Pastoral Perspectives

A Welcoming Community

At the entrance of our sanctuary is a big red doormat with the golden word Welcome on it. That is a good start for everyone who enters the house of the Lord but what is the experience thereafter? In the last Annual Congregation Meeting (ACM), we relook at the focus of the church for this year, which is to be a welcoming church. This is never meant to be a deviation from our mission statement: “Love God*Make Disciples” If we say we love God, the best evidence must be found in our love for people. The Apostle John was very clear on that:

“Dear friends, let us love one another, for love comes from God. Everyone who loves has been born of God and knows God…Whoever claims to love God yet hates a brother or sister is a liar. For whoever does not love their brother and sister, whom they have seen, cannot love God, whom they have not seen. 21 And he has given us this command: Anyone who loves God must also love their brother and sister.” (1 John 4. 7, 20-21)

 If we want to make disciples, it also has to begin with love – loving God enough to obey Him and loving the people whom we disciple. Love should undergird all our disciple-making efforts. Otherwise, it will be a chore and the efforts will not be sustainable. To be welcoming is part of what it means to show love to one another. It is ironic that we emphasise so much on making disciples when we cannot even welcome people in our midst – strangers and regular worshippers! It is also ironic that we go to great lengths to serve the Lord in our various ministries when we cannot even serve Him by pausing to listen to one another or rendering practical help or speaking a word of encouragement.

I have observed a few things which we can do better. I see a family sitting alone at a table in the cozy corner or an individual standing alone in the lobby outside the sanctuary without anyone going up to speak with them; I see worshippers who sit side by side each other but never exchange any greetings after the service, not even a smile; I see people seated at the side of the pews showing that they are perturbed because they have to make way for those who are trying to reach the center of the pews; I see people in a rush, not being able to pause to speak with another worshipper and not allowing themselves opportunities to be spoken to. As much as people like to be welcomed, I am also aware that there are those who are happy to come and go without being noticed and if we ever try to be a little more enthusiastic with them, it will only scare them away. Still, let us ere on the hospitable side!

I won’t say that we are completely hopeless where welcoming is concerned because there has been positive feedback from newcomers that True Way is a warm church.
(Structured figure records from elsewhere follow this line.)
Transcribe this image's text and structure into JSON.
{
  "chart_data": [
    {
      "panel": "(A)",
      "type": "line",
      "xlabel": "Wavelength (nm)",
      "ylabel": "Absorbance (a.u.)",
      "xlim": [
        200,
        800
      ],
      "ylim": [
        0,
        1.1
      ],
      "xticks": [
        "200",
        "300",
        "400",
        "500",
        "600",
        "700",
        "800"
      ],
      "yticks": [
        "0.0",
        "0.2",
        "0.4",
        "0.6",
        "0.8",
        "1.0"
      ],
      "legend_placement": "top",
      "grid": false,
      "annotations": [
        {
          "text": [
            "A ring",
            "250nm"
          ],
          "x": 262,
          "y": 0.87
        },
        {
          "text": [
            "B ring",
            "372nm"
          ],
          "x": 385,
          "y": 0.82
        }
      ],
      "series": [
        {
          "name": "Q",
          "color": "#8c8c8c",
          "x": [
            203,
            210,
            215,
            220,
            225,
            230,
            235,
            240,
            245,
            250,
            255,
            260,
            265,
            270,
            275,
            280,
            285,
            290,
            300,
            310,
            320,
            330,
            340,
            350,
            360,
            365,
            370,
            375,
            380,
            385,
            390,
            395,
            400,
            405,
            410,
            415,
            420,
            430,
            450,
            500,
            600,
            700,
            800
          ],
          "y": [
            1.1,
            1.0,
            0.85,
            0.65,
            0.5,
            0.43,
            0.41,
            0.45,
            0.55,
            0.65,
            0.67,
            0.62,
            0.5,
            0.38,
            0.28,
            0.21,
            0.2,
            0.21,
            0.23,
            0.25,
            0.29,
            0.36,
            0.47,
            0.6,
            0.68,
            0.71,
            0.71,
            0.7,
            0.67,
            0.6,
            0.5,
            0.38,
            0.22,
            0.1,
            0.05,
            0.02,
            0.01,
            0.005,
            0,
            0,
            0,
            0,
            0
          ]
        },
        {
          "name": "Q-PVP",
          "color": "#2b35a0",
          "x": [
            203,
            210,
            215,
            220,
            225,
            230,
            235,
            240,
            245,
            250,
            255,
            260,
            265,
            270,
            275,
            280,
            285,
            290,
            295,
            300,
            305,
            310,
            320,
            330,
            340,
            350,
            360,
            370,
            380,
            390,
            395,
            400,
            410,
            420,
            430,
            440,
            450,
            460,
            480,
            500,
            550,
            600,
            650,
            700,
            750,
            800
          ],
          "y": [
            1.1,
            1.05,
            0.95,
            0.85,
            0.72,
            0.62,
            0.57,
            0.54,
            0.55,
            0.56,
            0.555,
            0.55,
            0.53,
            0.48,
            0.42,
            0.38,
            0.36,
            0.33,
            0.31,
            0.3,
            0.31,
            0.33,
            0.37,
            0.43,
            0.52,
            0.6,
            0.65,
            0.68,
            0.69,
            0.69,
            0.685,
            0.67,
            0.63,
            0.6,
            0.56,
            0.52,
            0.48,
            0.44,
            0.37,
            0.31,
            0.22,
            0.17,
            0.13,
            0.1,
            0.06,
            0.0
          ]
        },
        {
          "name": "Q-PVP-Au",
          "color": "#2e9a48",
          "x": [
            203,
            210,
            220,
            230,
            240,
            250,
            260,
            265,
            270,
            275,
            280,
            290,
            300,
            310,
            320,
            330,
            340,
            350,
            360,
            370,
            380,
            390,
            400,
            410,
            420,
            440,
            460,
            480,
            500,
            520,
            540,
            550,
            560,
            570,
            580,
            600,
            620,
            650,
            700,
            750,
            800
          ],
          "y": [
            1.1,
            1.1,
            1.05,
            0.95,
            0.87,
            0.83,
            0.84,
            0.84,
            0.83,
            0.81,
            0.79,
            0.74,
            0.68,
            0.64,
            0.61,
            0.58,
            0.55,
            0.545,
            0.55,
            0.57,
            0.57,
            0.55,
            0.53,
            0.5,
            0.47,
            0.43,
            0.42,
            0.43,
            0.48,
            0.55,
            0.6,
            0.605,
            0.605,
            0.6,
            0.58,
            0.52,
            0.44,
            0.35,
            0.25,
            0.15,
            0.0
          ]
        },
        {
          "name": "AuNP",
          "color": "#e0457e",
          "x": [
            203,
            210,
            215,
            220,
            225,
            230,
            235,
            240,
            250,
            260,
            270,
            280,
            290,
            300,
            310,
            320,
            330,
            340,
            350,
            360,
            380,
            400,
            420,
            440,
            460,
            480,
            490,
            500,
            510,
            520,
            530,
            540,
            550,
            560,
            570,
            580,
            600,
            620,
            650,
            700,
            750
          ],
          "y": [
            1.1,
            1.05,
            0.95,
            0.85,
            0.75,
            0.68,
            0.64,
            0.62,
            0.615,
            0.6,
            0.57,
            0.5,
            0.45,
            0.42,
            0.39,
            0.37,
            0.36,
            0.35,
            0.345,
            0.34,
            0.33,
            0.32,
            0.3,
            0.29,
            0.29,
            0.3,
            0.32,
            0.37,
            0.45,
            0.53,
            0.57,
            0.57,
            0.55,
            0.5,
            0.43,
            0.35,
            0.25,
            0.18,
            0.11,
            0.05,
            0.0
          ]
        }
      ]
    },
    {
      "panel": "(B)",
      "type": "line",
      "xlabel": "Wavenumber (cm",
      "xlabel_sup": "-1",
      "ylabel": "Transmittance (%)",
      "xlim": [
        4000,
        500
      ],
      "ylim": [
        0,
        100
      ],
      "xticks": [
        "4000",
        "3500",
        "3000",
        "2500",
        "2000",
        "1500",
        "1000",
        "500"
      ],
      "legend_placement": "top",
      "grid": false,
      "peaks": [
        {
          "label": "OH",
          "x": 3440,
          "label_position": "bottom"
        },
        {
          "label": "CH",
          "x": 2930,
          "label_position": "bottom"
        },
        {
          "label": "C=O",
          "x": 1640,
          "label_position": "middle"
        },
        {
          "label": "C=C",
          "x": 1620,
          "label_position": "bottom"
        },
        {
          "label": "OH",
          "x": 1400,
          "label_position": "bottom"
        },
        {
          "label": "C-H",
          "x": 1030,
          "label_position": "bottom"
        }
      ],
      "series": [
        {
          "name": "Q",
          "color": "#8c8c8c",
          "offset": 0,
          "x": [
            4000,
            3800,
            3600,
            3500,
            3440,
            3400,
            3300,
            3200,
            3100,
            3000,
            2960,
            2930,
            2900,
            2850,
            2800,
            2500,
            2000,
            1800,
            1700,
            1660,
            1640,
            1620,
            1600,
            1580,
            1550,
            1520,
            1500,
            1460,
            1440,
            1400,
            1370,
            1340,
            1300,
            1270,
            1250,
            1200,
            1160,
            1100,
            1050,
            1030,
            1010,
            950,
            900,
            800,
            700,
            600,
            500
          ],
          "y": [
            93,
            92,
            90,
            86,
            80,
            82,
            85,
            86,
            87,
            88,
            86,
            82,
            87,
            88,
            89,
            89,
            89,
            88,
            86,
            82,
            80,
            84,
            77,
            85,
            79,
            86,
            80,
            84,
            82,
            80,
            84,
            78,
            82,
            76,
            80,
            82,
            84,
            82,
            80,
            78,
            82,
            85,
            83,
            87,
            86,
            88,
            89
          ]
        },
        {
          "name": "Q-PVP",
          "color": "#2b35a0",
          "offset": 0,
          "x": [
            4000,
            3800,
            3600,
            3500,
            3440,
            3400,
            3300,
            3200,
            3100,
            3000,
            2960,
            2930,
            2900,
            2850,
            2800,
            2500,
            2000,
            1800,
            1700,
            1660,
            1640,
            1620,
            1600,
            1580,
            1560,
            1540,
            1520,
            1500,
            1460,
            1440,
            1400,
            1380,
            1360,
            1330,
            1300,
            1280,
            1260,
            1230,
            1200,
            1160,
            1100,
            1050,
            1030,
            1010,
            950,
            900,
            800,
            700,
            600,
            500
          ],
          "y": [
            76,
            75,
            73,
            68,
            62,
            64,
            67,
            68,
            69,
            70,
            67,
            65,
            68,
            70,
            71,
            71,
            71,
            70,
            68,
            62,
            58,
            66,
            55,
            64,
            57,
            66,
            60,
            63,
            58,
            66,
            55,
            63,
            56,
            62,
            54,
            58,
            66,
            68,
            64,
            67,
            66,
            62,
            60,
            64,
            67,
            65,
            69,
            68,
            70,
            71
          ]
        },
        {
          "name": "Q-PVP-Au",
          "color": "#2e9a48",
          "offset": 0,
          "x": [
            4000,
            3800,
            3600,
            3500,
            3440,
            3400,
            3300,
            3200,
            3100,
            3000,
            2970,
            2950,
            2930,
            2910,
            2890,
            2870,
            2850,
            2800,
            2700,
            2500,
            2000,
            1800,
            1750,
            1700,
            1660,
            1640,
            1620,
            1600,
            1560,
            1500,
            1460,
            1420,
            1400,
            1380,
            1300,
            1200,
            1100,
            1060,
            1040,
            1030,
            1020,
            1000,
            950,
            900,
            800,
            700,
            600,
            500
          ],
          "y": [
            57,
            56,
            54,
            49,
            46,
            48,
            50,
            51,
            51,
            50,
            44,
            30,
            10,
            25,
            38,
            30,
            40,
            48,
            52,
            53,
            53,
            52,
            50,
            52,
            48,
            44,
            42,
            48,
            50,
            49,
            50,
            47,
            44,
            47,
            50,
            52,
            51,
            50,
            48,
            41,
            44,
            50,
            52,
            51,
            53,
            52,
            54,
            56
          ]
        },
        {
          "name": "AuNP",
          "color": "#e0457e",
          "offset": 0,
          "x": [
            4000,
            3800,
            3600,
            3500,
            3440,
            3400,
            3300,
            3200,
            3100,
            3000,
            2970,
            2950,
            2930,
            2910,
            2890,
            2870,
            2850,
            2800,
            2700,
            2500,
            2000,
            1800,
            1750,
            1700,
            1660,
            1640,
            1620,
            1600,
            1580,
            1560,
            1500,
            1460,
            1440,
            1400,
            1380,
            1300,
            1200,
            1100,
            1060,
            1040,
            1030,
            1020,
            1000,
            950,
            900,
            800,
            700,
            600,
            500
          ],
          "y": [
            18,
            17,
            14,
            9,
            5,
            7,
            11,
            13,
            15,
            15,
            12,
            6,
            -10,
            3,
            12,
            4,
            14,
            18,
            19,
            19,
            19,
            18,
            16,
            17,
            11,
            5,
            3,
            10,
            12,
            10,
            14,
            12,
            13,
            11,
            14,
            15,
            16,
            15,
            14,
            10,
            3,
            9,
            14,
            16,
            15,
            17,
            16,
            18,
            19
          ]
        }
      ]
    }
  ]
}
But so far, most of the welcoming efforts are undertaken by the leaders and those serving in the Welcome Teams. I want to applaud their commitment as well as the support that their families have given them in allowing them to spend time with the newcomers. However, the efforts cannot just rest on the shoulders of a specialised group of people. Since our focus for this year is on being a welcoming community, I really hope to see the welcoming culture permeate the whole church. So let’s play our individual part so that we can grow in our love for people and in the process, become more and more like our Lord Jesus Christ who Himself is a model for us when it comes to welcoming people that God puts in His path.

I shared during the ACM some simple steps we can take to make progress in this area:

·        Start with the Leaders – the leaders must set the pace and be good role models for us

·        Serve in the Welcome Teams – those who have the gift of hospitality and are comfortable in meeting up with newcomers, please step forward

·        Smile with sincerity – a smile can cause boundaries to melt, hearts to warm up, and distances to reduce.

·        Share your Bibles – look out for those seated near you who don’t have a Bible and offer to share yours; for this to happen, you must have a Bible yourself!

·        Sense who the Holy Spirit wants you to speak to & step out in obedience – it’s always exciting to partner the Holy Spirit when doing ministry

·        Step out of your comfort zone – in doing so, our faith is stretched and that’s how we grow

·        Spend the time with someone after the service before doing anything else

  Someone commented to an elder after ACM that we only focus on the newcomers and the old timers seem to have been left out. Obviously, the person felt neglected. But who says the welcoming efforts are only confined to the newcomers! The above steps can be applied to caring for fellow worshippers, newcomers or otherwise. Everyone needs tender loving care. “The yearning to attach and connect, to love and be loved, is the fiercest longing of the soul.” (John Ortberg)

In the last IDO, I led in worship and sang two songs. The first was “A new commandment” and the second, “We are one in the bond of love”. There is a line from the first song that says, “By this shall all menknow you are my disciples if you have love one for another,” and there is a line from the second song that says, “Let us join our hands, that the world will know we are one in the bond of love.” Both lines tell us that there is an evangelistic impact when we show love to one another – the world will know! I wonder whether our friends who have come for the Gospel Sunday today, those who have stepped onto our Welcome doormat, through their time with us, would they have caught a better glimpse of the love of God? Would they know?